Classes

  • This course introduces students to the main economic theories and related applied work that inform education policy analysis by combining economic theory, econometric studies, and education and institutional literature in an examination of current issues in U.S. education, particularly those issues that are most relevant to urban education. We begin by examining key concepts and theories from microeconomics, labor economics, and public economics that are most relevant for studying questions in education. After laying this theoretical foundation, we examine how these theories can illuminate and aid policy analysis around key topics in U.S. education. Open to graduate students only.

  • This seminar examines the linkages between educational achievement and economic outcomes for individuals and nations. We study a range of system, organizational, and personnel reforms in education by reviewing the empirical evidence and debating which reforms hold promise for improving public education and closing persistent achievement gaps. Understanding and critiquing the experimental, quasi-experimental and descriptive research methods used in the empirical literature will play a central role in the course.

  • This course offers an overview of education policy analysis with an emphasis on econometric strategies for measuring program impacts. It aims to make students critical consumers of policy evaluations and to equip them with tools to conduct their own research. Topics covered include the politcial context for policy research, social experiments, alternative strategies for making causal inferences, and cost-benefit analysis. Prerequisites: EDUC 1110, POLS 1600, SOC 1100, or written permission of the instructor.

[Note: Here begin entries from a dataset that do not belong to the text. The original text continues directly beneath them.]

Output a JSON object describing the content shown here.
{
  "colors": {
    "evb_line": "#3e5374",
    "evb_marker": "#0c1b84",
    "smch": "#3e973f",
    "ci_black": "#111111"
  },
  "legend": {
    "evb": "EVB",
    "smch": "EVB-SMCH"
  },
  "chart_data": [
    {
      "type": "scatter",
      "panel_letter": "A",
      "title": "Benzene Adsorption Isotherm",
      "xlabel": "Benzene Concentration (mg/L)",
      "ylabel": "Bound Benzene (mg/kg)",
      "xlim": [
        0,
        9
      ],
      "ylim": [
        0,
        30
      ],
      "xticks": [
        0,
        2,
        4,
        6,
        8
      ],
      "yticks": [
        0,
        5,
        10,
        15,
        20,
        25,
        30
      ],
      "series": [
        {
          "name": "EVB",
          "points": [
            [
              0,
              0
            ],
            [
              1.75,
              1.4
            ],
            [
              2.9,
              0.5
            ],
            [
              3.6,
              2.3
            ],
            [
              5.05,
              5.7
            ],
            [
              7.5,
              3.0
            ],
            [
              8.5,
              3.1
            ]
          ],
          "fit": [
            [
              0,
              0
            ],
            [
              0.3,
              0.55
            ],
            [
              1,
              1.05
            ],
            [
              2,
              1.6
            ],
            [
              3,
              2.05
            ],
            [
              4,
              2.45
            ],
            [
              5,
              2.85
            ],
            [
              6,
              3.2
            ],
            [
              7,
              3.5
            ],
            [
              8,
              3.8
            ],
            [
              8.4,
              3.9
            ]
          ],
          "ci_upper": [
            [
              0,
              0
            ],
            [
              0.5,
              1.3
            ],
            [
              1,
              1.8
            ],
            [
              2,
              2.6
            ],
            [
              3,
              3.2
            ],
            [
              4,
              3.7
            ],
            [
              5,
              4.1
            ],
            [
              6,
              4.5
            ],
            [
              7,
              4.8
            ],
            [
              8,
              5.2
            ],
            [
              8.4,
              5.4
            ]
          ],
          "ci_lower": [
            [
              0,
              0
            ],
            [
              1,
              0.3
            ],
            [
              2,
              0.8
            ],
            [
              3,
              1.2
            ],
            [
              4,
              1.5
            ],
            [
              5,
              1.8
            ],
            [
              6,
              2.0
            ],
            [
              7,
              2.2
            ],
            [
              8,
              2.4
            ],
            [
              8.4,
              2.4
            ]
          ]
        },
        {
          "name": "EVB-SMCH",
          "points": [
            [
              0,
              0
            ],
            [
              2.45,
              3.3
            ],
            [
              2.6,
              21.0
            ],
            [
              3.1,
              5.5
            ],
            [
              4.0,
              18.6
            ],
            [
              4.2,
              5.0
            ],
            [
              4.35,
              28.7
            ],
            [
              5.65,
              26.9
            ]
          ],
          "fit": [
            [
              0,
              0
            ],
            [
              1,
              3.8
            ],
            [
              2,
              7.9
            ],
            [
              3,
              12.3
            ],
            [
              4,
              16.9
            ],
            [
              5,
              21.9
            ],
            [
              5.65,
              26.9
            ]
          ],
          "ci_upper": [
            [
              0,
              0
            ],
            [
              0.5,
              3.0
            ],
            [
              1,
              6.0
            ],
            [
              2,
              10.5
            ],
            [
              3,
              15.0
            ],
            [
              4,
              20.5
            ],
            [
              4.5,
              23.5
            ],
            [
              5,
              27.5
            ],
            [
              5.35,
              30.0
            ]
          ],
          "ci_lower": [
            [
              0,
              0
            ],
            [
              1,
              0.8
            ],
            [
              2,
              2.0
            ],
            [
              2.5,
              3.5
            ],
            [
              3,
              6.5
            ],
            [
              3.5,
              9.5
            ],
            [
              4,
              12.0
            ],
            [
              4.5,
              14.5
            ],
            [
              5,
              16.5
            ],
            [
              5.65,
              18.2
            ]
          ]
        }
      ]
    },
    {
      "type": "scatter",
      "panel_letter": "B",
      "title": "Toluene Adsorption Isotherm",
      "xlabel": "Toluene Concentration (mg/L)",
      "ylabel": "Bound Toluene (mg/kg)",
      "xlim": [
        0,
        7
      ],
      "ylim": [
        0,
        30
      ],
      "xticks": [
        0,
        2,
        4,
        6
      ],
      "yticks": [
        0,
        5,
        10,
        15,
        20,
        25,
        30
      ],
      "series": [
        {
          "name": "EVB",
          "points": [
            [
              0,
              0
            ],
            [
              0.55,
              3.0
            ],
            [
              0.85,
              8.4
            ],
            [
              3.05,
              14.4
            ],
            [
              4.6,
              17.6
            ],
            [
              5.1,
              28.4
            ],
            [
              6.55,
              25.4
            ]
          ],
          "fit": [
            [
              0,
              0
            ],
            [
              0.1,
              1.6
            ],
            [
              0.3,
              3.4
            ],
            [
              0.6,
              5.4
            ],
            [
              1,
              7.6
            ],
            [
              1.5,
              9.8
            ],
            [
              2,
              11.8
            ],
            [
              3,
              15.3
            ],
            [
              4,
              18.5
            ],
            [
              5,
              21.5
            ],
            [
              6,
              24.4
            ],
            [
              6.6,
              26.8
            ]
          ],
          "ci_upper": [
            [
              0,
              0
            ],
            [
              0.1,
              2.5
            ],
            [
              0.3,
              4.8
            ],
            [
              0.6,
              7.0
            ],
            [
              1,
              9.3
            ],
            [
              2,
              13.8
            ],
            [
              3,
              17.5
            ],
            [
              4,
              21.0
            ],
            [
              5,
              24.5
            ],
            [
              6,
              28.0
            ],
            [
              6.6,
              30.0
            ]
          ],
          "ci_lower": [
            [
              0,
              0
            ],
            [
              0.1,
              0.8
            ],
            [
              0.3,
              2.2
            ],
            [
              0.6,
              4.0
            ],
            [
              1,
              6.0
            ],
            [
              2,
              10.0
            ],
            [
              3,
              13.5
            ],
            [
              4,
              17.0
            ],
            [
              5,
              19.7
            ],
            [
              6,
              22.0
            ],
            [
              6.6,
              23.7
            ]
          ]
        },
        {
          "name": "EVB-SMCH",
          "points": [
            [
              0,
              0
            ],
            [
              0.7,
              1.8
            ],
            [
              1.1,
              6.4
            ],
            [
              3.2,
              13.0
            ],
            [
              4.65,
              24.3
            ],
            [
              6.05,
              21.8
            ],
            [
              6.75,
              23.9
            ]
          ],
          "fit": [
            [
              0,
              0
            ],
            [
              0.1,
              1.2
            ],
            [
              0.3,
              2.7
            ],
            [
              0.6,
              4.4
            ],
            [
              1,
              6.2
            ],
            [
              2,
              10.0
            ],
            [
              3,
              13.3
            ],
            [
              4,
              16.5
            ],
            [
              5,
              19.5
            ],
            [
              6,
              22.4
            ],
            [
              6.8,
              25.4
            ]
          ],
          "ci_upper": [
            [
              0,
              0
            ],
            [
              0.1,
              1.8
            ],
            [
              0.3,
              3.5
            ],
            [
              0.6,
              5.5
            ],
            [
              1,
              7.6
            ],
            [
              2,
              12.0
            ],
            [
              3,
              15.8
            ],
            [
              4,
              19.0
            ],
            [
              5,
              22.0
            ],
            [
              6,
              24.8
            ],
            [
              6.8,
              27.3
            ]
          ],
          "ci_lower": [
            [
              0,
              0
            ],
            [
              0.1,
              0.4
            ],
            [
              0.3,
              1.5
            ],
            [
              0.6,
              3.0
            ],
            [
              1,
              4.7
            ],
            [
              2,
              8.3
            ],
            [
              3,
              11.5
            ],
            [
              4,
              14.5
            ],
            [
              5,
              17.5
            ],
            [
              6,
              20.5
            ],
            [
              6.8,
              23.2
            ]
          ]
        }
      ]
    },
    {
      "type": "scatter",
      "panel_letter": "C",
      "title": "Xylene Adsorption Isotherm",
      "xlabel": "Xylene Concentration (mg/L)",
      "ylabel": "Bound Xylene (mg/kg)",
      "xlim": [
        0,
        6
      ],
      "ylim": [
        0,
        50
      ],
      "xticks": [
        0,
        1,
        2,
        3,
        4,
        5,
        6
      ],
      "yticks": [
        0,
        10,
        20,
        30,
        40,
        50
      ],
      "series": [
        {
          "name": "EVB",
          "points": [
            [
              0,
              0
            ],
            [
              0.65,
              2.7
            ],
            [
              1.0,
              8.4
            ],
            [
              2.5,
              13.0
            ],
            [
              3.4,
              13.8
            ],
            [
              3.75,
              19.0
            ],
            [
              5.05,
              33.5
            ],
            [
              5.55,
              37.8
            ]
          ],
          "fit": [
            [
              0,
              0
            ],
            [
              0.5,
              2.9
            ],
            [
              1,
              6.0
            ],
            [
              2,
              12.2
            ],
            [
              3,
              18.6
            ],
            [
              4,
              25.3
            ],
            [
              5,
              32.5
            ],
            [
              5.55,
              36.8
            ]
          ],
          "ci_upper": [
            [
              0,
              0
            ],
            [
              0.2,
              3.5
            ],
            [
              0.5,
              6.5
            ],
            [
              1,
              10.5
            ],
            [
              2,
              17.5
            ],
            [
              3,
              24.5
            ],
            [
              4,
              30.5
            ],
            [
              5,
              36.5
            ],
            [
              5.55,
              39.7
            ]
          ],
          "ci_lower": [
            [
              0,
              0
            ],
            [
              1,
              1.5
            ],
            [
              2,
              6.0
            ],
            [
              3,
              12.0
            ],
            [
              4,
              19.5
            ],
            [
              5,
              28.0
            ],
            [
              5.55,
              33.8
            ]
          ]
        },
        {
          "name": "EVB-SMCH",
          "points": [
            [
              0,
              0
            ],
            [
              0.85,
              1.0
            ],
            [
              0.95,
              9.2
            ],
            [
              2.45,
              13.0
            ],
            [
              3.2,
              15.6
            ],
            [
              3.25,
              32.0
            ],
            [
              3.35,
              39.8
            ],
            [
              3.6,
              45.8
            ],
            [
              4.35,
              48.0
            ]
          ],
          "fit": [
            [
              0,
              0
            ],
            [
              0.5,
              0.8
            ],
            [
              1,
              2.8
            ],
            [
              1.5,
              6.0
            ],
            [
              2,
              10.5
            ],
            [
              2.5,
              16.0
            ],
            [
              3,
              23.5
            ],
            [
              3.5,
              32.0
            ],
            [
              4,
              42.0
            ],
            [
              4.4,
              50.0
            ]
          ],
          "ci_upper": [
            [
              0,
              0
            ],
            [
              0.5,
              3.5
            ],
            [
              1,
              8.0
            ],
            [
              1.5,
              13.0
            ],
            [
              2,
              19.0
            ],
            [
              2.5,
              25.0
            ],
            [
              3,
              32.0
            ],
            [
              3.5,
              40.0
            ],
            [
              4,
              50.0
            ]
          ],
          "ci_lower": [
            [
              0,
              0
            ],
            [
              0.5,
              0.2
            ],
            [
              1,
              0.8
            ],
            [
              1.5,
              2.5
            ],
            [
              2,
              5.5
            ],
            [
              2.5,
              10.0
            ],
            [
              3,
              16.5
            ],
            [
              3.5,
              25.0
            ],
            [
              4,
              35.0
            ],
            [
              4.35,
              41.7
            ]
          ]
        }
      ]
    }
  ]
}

  • This course provides an introduction to applied statistics for conducting quantitative research in the social sciences, with a focus on education policy. Students will become acquainted with the fundamentals of probability, descriptive and summary statistics, tabular and graphical methods for displaying data, statistical inference, analytic methods for exploring relationships with both categorical and continuous measures, and multivariate regression. Concepts and methods are taught using real-world examples with multiple opportunities for students to apply these methods in practice. The course uses the statistical software program, STATA.